Ibrahim Abu al-Laith, a civil defense official in eastern Aleppo, also said air strikes and shelling had hit the rebel-held half of the city near front lines in the past week.
"There was artillery shelling ... and there were planes, the city was hit by several strikes," he said.
The U.S. State Department urged Russia to use the newly announced pause in bombing to ensure the delivery of aid to besieged civilians.
"We obviously welcome any reduction in the violence, but it has to be met with a commitment and an actual delivery of humanitarian assistance, which was the purpose in the first place," State Department spokesman John Kirby told a briefing.
He said Washington would prefer putting in place a longer-term cease-fire to ensure delivery of aid, rather than sporadic pauses like those announced by Russia and Syria in recent days.
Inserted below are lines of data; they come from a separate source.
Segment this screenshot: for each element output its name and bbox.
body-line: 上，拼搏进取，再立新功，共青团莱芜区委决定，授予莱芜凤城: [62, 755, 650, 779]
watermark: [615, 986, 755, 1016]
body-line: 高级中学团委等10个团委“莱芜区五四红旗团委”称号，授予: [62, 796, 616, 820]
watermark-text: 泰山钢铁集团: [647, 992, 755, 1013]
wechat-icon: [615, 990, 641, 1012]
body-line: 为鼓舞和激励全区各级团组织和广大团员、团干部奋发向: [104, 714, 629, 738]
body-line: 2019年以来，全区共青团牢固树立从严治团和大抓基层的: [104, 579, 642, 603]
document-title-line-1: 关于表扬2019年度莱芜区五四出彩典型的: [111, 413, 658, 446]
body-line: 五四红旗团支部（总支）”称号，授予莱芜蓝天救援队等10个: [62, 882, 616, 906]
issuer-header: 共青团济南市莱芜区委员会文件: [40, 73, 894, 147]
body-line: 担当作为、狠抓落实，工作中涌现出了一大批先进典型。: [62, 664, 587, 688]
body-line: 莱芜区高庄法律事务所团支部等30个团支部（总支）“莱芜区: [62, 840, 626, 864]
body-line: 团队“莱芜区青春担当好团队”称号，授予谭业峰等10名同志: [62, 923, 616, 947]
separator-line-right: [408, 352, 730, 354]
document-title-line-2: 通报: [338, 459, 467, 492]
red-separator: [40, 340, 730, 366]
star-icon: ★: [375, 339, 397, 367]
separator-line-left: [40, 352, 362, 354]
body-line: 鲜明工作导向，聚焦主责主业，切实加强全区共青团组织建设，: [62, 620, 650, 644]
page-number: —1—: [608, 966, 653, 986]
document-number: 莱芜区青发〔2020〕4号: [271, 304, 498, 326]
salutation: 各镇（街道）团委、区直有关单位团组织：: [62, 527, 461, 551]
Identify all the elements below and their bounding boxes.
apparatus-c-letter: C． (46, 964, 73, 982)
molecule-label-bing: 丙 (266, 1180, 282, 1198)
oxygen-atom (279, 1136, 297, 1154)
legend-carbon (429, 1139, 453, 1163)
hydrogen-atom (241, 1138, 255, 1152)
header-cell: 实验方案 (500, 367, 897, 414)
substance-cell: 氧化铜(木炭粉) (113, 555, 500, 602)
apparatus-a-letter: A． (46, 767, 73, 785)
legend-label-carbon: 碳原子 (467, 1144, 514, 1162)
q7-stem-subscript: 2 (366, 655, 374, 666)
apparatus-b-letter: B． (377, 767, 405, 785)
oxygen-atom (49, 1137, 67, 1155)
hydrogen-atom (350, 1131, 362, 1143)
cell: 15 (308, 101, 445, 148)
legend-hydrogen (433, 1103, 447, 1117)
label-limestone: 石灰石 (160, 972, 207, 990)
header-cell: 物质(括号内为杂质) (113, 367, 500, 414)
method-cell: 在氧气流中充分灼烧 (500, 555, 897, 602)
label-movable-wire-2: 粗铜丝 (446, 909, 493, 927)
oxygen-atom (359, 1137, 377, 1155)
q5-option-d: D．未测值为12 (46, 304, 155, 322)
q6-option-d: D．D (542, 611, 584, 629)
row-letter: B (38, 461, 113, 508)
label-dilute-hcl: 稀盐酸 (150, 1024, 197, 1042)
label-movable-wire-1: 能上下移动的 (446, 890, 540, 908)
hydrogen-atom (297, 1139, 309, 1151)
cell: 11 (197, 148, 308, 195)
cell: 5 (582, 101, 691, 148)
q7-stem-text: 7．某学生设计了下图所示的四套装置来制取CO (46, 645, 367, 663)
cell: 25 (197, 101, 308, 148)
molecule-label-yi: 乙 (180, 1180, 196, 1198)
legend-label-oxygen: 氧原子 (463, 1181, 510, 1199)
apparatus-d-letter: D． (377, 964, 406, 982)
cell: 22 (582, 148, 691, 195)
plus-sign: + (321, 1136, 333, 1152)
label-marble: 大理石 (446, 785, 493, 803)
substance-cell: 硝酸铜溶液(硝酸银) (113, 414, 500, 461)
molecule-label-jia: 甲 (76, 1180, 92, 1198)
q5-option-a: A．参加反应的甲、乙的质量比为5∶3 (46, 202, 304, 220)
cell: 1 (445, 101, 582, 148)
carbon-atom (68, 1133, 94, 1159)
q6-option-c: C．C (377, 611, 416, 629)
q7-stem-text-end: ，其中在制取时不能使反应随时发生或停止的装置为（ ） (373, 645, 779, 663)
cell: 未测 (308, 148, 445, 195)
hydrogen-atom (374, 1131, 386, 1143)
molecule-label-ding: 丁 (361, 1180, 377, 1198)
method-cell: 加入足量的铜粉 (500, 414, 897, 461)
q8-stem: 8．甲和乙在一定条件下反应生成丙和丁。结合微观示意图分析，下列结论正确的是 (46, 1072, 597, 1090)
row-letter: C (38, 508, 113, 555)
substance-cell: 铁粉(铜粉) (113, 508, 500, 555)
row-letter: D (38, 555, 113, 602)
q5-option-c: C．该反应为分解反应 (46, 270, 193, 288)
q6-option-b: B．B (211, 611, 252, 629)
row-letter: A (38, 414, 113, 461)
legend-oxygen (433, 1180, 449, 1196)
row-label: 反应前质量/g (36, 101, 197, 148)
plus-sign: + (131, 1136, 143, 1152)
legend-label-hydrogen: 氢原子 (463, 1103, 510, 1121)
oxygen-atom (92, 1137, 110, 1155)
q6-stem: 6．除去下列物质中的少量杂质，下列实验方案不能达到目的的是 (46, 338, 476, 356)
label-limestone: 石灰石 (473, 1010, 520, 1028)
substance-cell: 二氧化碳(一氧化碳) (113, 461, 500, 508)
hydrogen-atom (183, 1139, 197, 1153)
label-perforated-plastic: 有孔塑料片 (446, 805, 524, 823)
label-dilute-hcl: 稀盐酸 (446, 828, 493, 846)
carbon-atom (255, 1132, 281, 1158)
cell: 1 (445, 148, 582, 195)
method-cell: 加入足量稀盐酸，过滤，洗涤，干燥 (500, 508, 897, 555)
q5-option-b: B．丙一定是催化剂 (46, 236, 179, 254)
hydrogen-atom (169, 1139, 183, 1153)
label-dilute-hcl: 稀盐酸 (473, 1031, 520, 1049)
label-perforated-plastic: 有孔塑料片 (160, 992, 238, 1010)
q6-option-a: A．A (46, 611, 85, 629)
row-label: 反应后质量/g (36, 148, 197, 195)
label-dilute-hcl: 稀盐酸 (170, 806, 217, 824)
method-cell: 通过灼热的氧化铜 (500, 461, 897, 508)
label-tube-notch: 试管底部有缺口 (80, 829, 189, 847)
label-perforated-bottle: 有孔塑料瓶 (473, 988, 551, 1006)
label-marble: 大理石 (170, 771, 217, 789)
Multilateral talks in Geneva were attempting to reach that goal, but were having limited success, Kirby said.
"I don't want to couch this as nothing but failure. There has been some progress made, but there's obviously still more work to be done," he told reporters.
German Foreign Minister Frank-Walter urged a renewal of the ceasefire in separate telephone calls with U.S. Secretary of State John Kerry and Russian Foreign Minister Sergei Lavrov on Tuesday, according to ministry officials.
He expressed disappointment that it had not been possible to evacuate wounded people from Aleppo and bring in humanitarian relief supplies during the pause in the fighting.
On Tuesday, districts outside the city to the west were hit by air strikes, the Observatory said. Air strikes had continued outside Aleppo during the ceasefire.
Aleppo, Syria's most populous city before the war erupted, is now divided into government- and rebel-held areas. Intense bombardment by Syrian and Russian warplanes has reduced the rebel-controlled east to ruins.
Russia has accused rebels of thwarting its efforts to evacuate civilians, saying they open fire on those wanting to leave, but rebel groups say Syrian government forces and allies have been shelling and sniping around the corridors.
Rebels did not accept the ceasefire, which they said did nothing to alleviate the situation of those who remained in eastern Aleppo, and was part of a government policy to purge cities of political opponents.
Rudskoi said around 50 women and children had managed to leave Aleppo late on Monday despite the dangers and were escorted by Russian military officers.
Some Western countries have repeatedly accused Russia of killing civilians during its air campaign in Aleppo. Moscow denies this, saying it targets rebel groups inside the city.